EmTrust EmTrust - Kawasan Ekonomi Khusus (KEK) Industropolis Batang, anggota Holding BUMN
Danareksa, menutup 2025 dengan capaian investasi yang memperkuat posisinya sebagai pusat pengembangan industri modern di Indonesia.
Sepanjang 2025, kawasan berhasil menghimpun investasi sebesar Rp4,87 triliun dengan total pemanfaatan lahan 93,67 hektare, menghadirkan momentum besar bagi realisasi investasi industri nasional.
Sebanyak 12 investor dari Hong Kong, Singapura, Malaysia, Indonesia, dan China resmi bergabung sepanjang 2025 ini.
Para investor tersebut mengisi kawasan dengan industri strategis meliputi baterai, otomotif, alat kesehatan, garmen, furnitur luar ruang, makanan dan minuman, alas kaki, baja, tekstil, hingga kemasan.
"Komposisi sektor yang beragam ini memperkuat ekosistem industri yang lengkap, modern, dan berdaya saing global," ujar Direktur Utama KEK Industropolis Batang, Ngurah Wirawan, dalam keterangan resminya, Jumat (19/12/2025).
Menurut Ngurah, capaian ini juga sekaligus mendorong proyeksi serapan lebih dari 9.000 tenaga kerja, memberikan dampak langsung bagi masyarakat Batang dan Jawa Tengah.
Sejumlah perusahaan bahkan telah memulai operasional lebih awal, seperti PT Fondfashion
Seamless Garment, yang memanfaatkan Bangunan Pabrik Siap Pakai (BPSP) sembari menunggu penyelesaian pembangunan fasilitas utama mereka. Investor lainnya akan beroperasi secara bertahap pada 2026, 2027, dan 2028, sehingga aktivitas ekonomi di kawasan akan terus meningkat dari tahun ke tahun.
Selain itu, Ngurah menjelaskan, periode 2025 juga diperkuat oleh hadirnya investor berskala besar seperti PT LBM Energi Baru Indonesia, perusahaan pendukung industri kendaraan listrik (EV) yang menjadi penyerap lahan terbesar tahun ini yaitu 31,72 hektare, memperkuat rantai pasok EV nasional.
Sementara, Yotrio / JJD Outdoors, produsen furnitur luar ruang berorientasi ekspor, memberikan kontribusi signifikan pada proyeksi kebutuhan tenaga kerja untuk pemenuhan pasar Amerika Serikat dan Eropa.
Seluruh capaian ini sejalan dengan Asta Cita Pemerintah, terutama agenda penguatan industri nasional, penciptaan lapangan kerja berkualitas, dan akselerasi hilirisasi.
"KEK Industropolis Batang menjadi ruang nyata di mana agenda pembangunan tersebut hadir dalam bentuk kawasan industri yang produktif, inklusif, dan berkelanjutan," ujar Ngurah.
Tak hanya itu, Ngurah juga menyampaikan bahwa capaian tahun ini mencerminkan meningkatnya kepercayaan investor global terhadap kawasan.

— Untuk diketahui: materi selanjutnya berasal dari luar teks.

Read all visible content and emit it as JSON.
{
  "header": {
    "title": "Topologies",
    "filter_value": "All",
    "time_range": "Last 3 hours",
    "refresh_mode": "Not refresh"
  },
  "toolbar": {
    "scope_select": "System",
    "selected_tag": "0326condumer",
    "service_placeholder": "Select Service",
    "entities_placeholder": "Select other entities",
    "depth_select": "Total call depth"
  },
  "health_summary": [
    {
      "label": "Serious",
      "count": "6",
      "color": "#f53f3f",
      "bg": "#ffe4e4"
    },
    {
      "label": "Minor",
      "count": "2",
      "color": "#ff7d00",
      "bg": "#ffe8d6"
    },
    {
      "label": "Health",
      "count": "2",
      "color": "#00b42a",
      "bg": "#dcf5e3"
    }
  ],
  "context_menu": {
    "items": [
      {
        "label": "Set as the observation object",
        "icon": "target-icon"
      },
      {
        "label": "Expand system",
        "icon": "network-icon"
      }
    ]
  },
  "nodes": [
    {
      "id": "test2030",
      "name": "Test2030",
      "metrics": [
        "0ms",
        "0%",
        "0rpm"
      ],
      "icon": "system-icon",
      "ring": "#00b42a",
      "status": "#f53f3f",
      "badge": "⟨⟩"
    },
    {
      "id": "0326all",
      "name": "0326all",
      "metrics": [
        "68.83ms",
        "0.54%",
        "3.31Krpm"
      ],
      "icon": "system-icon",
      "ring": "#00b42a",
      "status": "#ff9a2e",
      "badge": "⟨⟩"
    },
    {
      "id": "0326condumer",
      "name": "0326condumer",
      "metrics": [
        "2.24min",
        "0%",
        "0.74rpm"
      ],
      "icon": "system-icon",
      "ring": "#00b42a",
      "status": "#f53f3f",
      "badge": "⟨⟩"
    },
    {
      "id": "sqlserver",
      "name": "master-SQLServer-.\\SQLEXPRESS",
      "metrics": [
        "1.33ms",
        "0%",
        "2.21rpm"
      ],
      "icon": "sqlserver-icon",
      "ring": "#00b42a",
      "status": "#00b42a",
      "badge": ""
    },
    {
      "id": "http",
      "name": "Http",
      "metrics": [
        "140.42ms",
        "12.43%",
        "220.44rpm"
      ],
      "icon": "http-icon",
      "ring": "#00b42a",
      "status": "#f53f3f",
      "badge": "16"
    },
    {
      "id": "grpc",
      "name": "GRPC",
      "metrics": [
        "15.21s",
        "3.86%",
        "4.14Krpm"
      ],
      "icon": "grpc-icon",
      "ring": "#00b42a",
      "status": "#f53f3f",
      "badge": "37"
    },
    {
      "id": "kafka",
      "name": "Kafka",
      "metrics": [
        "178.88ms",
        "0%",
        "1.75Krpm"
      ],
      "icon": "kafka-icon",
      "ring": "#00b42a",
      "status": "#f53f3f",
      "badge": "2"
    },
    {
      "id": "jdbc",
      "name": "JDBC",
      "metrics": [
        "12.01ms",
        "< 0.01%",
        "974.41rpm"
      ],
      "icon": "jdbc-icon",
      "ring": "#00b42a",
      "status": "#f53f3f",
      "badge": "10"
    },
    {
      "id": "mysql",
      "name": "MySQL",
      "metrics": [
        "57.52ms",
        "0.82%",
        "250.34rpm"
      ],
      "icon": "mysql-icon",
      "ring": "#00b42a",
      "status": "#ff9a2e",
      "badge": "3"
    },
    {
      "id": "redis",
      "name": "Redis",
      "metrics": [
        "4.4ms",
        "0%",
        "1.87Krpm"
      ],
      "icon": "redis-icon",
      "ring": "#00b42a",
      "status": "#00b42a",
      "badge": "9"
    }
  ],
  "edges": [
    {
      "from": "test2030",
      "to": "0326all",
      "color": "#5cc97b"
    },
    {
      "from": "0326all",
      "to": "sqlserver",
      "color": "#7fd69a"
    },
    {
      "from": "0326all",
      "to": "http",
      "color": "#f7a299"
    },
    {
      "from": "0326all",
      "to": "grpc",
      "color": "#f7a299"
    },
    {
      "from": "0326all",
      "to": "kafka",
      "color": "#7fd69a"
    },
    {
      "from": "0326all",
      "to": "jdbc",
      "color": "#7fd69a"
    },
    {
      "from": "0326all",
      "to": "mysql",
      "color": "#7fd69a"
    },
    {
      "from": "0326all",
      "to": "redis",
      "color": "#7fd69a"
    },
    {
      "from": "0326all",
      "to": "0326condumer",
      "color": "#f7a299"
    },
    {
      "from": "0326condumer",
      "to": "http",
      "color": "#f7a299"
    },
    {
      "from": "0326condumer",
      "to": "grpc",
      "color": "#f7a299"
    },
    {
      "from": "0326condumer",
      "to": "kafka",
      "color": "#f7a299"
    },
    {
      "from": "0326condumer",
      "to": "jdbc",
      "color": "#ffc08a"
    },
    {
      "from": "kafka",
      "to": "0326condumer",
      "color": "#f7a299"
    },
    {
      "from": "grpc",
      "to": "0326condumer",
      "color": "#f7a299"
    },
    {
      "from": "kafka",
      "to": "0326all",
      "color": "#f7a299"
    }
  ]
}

Dalam pandangan Ngurah, Industropolis Batang hadir sebagai kawasan industri modern yang terhubung dan siap menyambut industri masa depan Indonesia.
"Capaian tahun ini menunjukkan bahwa kami berada di jalur yang tepat dalam mendorong realisasi
investasi industri nasiona," ujar Ngurah.
Optimisme ini, dikatakan Ngurah, sejalan dengan pernyataan Presiden Prabowo Subianto, yang saat meresmikan KEK Industropolis Batang pada 20 Maret 2025, menyampaikan bahwa kawasan ini akan berkembang menjadi 'Shenzhennya Indonesia', yaitu pusat industri maju yang mampu bersaing secara global.
Seiring perkembangan kawasan, Industropolis Batang terus memperkuat posisinya bukan hanya sebagai pengelola lahan industri, namun sebagai pengelola kawasan industri modern berstandar global.
Transformasi ini diharapkan menumbuhkan rasa bangga masyarakat bahwa Batang kini hadir di panggung internasional sebagai rumah bagi industri kelas dunia, pusat penciptaan lapangan kerja, dan motor pertumbuhan ekonomi baru Indonesia.
Dengan infrastruktur yang terus ditingkatkan, layanan investasi yang terintegrasi, serta
dukungan penuh pemerintah pusat dan daerah, KEK Industropolis Batang berkomitmen menjaga momentum positif ini.
"Kawasan ini siap melangkah sebagai lingkungan industri yang modern, kompetitif, dan membanggakan bagi Indonesia," ujar Ngurah.
(Tantra Deepa Rastafari)
- IHSG Ditutup Ambles 1,37% ke 8.280, 10 Sektor Rontok!
- OCBC NISP Siapkan Buyback Saham Rp1M dari Kas
- Emiten Potensi Delisting Ini Ungkap Tak Milik Pengendali
- Bos MDKA Asal Inggris Makin Rajin Borong Saham di Pasar
- RMKE Tunda Penerbitan Obligasi Rp600M, Ada Apa?
- OJK Denda Tiga Pihak Transaksi Semu Saham IMPC Tahun 2016
- Grup Astra (AALI) Cetak Laba Rp1,5T Melonjak 28% di 2025
- Laba MMLP Anjlok 71,8% di 2025, Tinggal Rp70,7M!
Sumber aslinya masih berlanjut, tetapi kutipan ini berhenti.